CAMPIÃA Y CAMPESINO
CAMPIÑA Y CAMPESINO
Diario ABC, 15 de Abril de 1992Contemplábamos antes la campiña de una manera y ahora la miramos de otra. La campiña era para nosotros simplemente repliegue y color, paisaje; ahora es, además de todo eso, espacio vital, esperanza y preocupación del labriego, próvida fuente de mantenencias para el hombre. Hay una externa proyección del campo, que suele contemplarse con curiosidad pasajera desde el tren o desde el automóvil. El verde tierno, jugoso, de los alcaceles; la pompa intensa, lujuriante, de los viñedos, y el bronco verdor de los olivos, de las encinas y alcornoques; el tono amarillento, dorado, de las mieses en sazón, y, entre ellas, ensambladas acá y allá, las piezas ocres, bermejas, grises, de los predios en barbechera.. Las casitas blancas, solitarias, silenciosas, en lo alto de los cerros; la línea sinuosa de la arboleda que escolta verdegueante el curso de un río, y allá a lo lejos, cerrando el horizonte, la tenue silueta azul de una montaña, en la que tal vez se recorta, sobre la diáfana comba del cielo, la estampa feudal de un castillo. Y ¿no aparece también en algún lugar la hierática figura de un campesino? Quizá nosotros lo hayamos considerado tan sólo como un motivo más, como un motivo oportuno, animado, del paisaje; como una pieza pintoresca que agregar a ese escenario formidable, inmenso, en que se fijan distraídamente nuestros ojos. ¿Adónde se encaminará este anónimo personaje? ¿Cuáles serán los pensamientos, cuáles los gozos y las zozobras que llenan de optimismo o de angustia su ánimo?

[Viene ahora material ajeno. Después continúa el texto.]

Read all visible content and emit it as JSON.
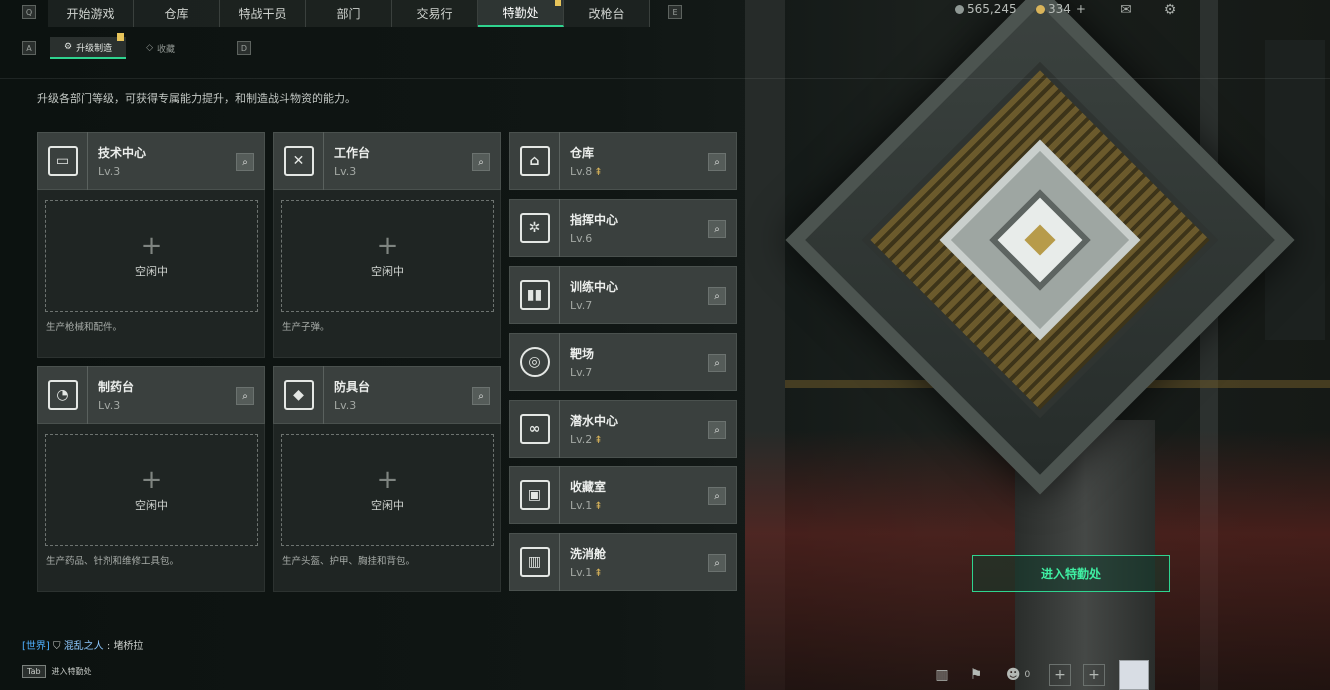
{
  "nav": {
    "left_key": "Q",
    "right_key": "E",
    "tabs": [
      {
        "label": "开始游戏"
      },
      {
        "label": "仓库"
      },
      {
        "label": "特战干员"
      },
      {
        "label": "部门"
      },
      {
        "label": "交易行"
      },
      {
        "label": "特勤处",
        "active": true
      },
      {
        "label": "改枪台"
      }
    ],
    "currency1": "565,245",
    "currency2": "334",
    "plus": "+"
  },
  "subtabs": {
    "left_key": "A",
    "right_key": "D",
    "items": [
      {
        "label": "升级制造",
        "active": true
      },
      {
        "label": "收藏"
      }
    ]
  },
  "description": "升级各部门等级，可获得专属能力提升，和制造战斗物资的能力。",
  "workshops": [
    {
      "title": "技术中心",
      "level": "Lv.3",
      "icon": "monitor-icon",
      "slot": "空闲中",
      "note": "生产枪械和配件。"
    },
    {
      "title": "工作台",
      "level": "Lv.3",
      "icon": "tools-icon",
      "slot": "空闲中",
      "note": "生产子弹。"
    },
    {
      "title": "制药台",
      "level": "Lv.3",
      "icon": "microscope-icon",
      "slot": "空闲中",
      "note": "生产药品、针剂和维修工具包。"
    },
    {
      "title": "防具台",
      "level": "Lv.3",
      "icon": "cubes-icon",
      "slot": "空闲中",
      "note": "生产头盔、护甲、胸挂和背包。"
    }
  ],
  "facilities": [
    {
      "title": "仓库",
      "level": "Lv.8",
      "up": true,
      "icon": "warehouse-icon"
    },
    {
      "title": "指挥中心",
      "level": "Lv.6",
      "up": false,
      "icon": "command-icon"
    },
    {
      "title": "训练中心",
      "level": "Lv.7",
      "up": false,
      "icon": "dumbbell-icon"
    },
    {
      "title": "靶场",
      "level": "Lv.7",
      "up": false,
      "icon": "target-icon"
    },
    {
      "title": "潜水中心",
      "level": "Lv.2",
      "up": true,
      "icon": "diving-icon"
    },
    {
      "title": "收藏室",
      "level": "Lv.1",
      "up": true,
      "icon": "collection-icon"
    },
    {
      "title": "洗消舱",
      "level": "Lv.1",
      "up": true,
      "icon": "decon-icon"
    }
  ],
  "enter_button": "进入特勤处",
  "chat": {
    "channel": "[世界]",
    "name": "混乱之人",
    "message": "堵桥拉"
  },
  "tab_hint": {
    "key": "Tab",
    "label": "进入特勤处"
  },
  "bottom": {
    "friends_count": "0"
  }
}
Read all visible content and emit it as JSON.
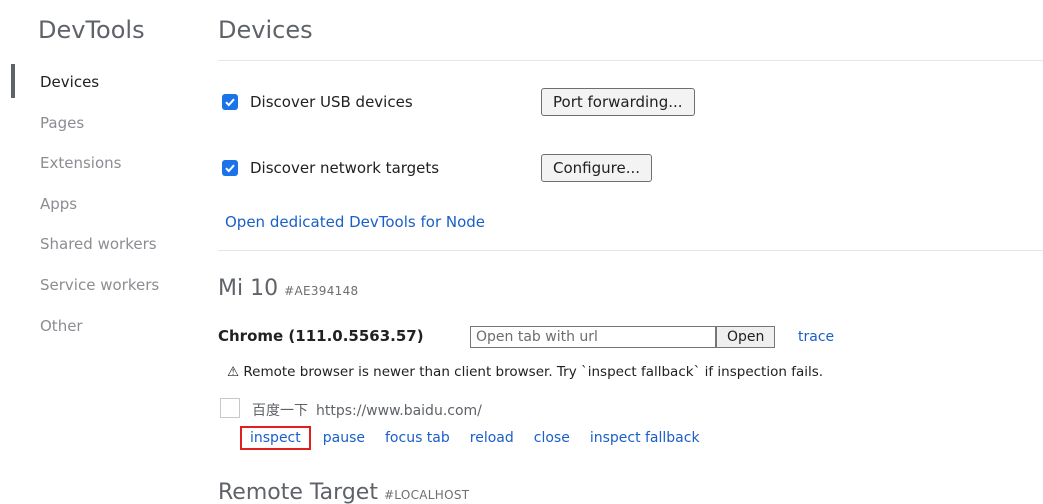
{
  "sidebar": {
    "title": "DevTools",
    "items": [
      {
        "label": "Devices",
        "selected": true
      },
      {
        "label": "Pages",
        "selected": false
      },
      {
        "label": "Extensions",
        "selected": false
      },
      {
        "label": "Apps",
        "selected": false
      },
      {
        "label": "Shared workers",
        "selected": false
      },
      {
        "label": "Service workers",
        "selected": false
      },
      {
        "label": "Other",
        "selected": false
      }
    ]
  },
  "main": {
    "title": "Devices",
    "discover_usb": {
      "label": "Discover USB devices",
      "checked": true,
      "button": "Port forwarding..."
    },
    "discover_network": {
      "label": "Discover network targets",
      "checked": true,
      "button": "Configure..."
    },
    "node_link": "Open dedicated DevTools for Node",
    "device": {
      "name": "Mi 10",
      "serial": "#AE394148",
      "browser": "Chrome (111.0.5563.57)",
      "url_placeholder": "Open tab with url",
      "open_button": "Open",
      "trace_link": "trace",
      "warning_icon": "warning-triangle-icon",
      "warning": "⚠ Remote browser is newer than client browser. Try `inspect fallback` if inspection fails.",
      "target": {
        "title": "百度一下",
        "url": "https://www.baidu.com/",
        "actions": [
          "inspect",
          "pause",
          "focus tab",
          "reload",
          "close",
          "inspect fallback"
        ]
      }
    },
    "remote": {
      "title": "Remote Target",
      "subtitle": "#LOCALHOST"
    }
  },
  "colors": {
    "accent": "#1a73e8",
    "link": "#1a5fc9",
    "highlight_box": "#e0201e"
  }
}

Seguramente el paraje, cubierto de sembradura, se nos antoje risueño, exuberante; hay como una tierna expresión vegetal recogiendo el hálito de la tierna próvida, mollar. Sin embargo, a veces existe en ese mundo particular de los cultivos que parecen disfrutar de espléndida lozanía, un drama íntimo, recóndito, una trágica perspectiva de malogrado grado esfuerzo. Sólo los que han puesto en ello ilusión y amor lo saben.

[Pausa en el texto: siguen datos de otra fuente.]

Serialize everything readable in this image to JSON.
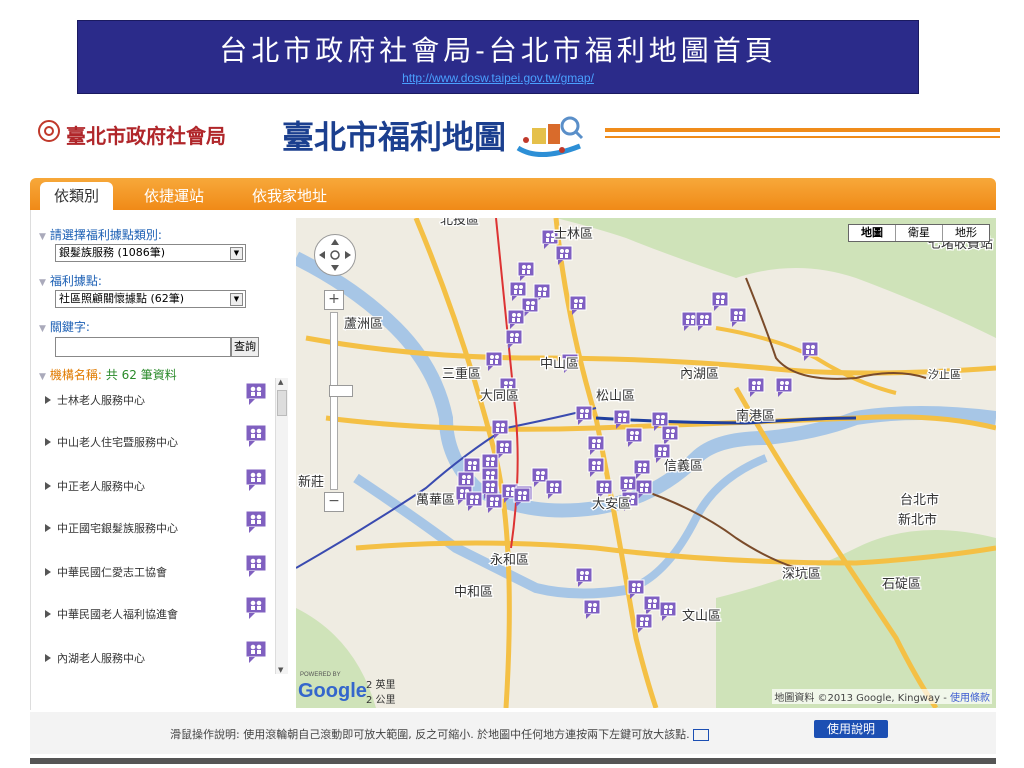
{
  "banner": {
    "title": "台北市政府社會局-台北市福利地圖首頁",
    "url": "http://www.dosw.taipei.gov.tw/gmap/"
  },
  "header": {
    "org_name": "臺北市政府社會局",
    "site_title": "臺北市福利地圖",
    "accent_color": "#f08c1a"
  },
  "nav": {
    "tabs": [
      {
        "label": "依類別",
        "active": true
      },
      {
        "label": "依捷運站",
        "active": false
      },
      {
        "label": "依我家地址",
        "active": false
      }
    ]
  },
  "filters": {
    "category_label": "請選擇福利據點類別:",
    "category_value": "銀髮族服務 (1086筆)",
    "point_label": "福利據點:",
    "point_value": "社區照顧關懷據點 (62筆)",
    "keyword_label": "關鍵字:",
    "keyword_value": "",
    "search_button": "查詢"
  },
  "results": {
    "count_label": "機構名稱:",
    "count_text": "共 62 筆資料",
    "items": [
      "士林老人服務中心",
      "中山老人住宅暨服務中心",
      "中正老人服務中心",
      "中正國宅銀髮族服務中心",
      "中華民國仁愛志工協會",
      "中華民國老人福利協進會",
      "內湖老人服務中心"
    ]
  },
  "map": {
    "map_types": [
      "地圖",
      "衛星",
      "地形"
    ],
    "scale": [
      "2 英里",
      "2 公里"
    ],
    "copyright": "地圖資料 ©2013 Google, Kingway - ",
    "terms": "使用條款",
    "google": "Google",
    "powered_by": "POWERED BY",
    "districts": [
      "北投區",
      "士林區",
      "蘆洲區",
      "三重區",
      "中山區",
      "大同區",
      "松山區",
      "內湖區",
      "南港區",
      "萬華區",
      "大安區",
      "信義區",
      "永和區",
      "中和區",
      "文山區",
      "新莊",
      "深坑區",
      "石碇區",
      "新北市",
      "台北市",
      "汐止區",
      "七堵收費站"
    ]
  },
  "footer": {
    "instructions": "滑鼠操作說明: 使用滾輪朝自己滾動即可放大範圍, 反之可縮小. 於地圖中任何地方連按兩下左鍵可放大該點.",
    "help_button": "使用說明"
  }
}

El campesino -¿os habíais olvidado del campesino?- se ha detenido un punto; su ceño aparece serio, adusto; un aire tibio, secarón, de ardores adelantados, azota su rostro; el cielo es límpido, zarco, o bien ofrece una raridad blanquecina. El campesino mira en derredor suyo y contempla los efectos de la prolongada sequía; el suelo está agrietado, exhausto, y las plantas, doblegadas por una extraña pesadumbre, sin ánimo para el medro, se hallan lacias, alicaídas. Ya las vainas de los habares no se verán henchidas, ni ahijará bien el trigal, ni las espigas acrecentarán sus órdenes; ya el montículo áureo de las mieses mermará sus posibilidades de redención económica. Empero, allá en lontananza, bogando solitaria en añil, hay una nubecilla blanca, tenue, algodonosa. Y nuestro campesino -como todos sus camaradas-, que es el hombre más templado, más sufrido, más estoico que existe, al elevar un momento sus ojos al cielo, la ha observado. Y entonces ha ocurrido algo estupendo, admirable; entonces, como una súbita flor, en el espíritu de este hombre sobrio, laborioso, resignado, se ha abierto un resquicio de esperanza, y ha musitado: todavía, si Dios quisiera...
Nosotros mirábamos antes el campo de una manera y ahora lo contemplamos de otra. Sabemos perfectamente que el color, la exuberancia, la poesía, suelen llevar consigo las adherencias del menoscabo del dolor. Y ¿lo verán así los arbitristas? ¿Lo considerarán así los que estudian con sus cálculos, con sus cábalas, con sus modernas disposiciones de política comunitaria, la rentabilidad agrícola y ganadera, base económica del estamento rural, de la ancha y honda nación española?.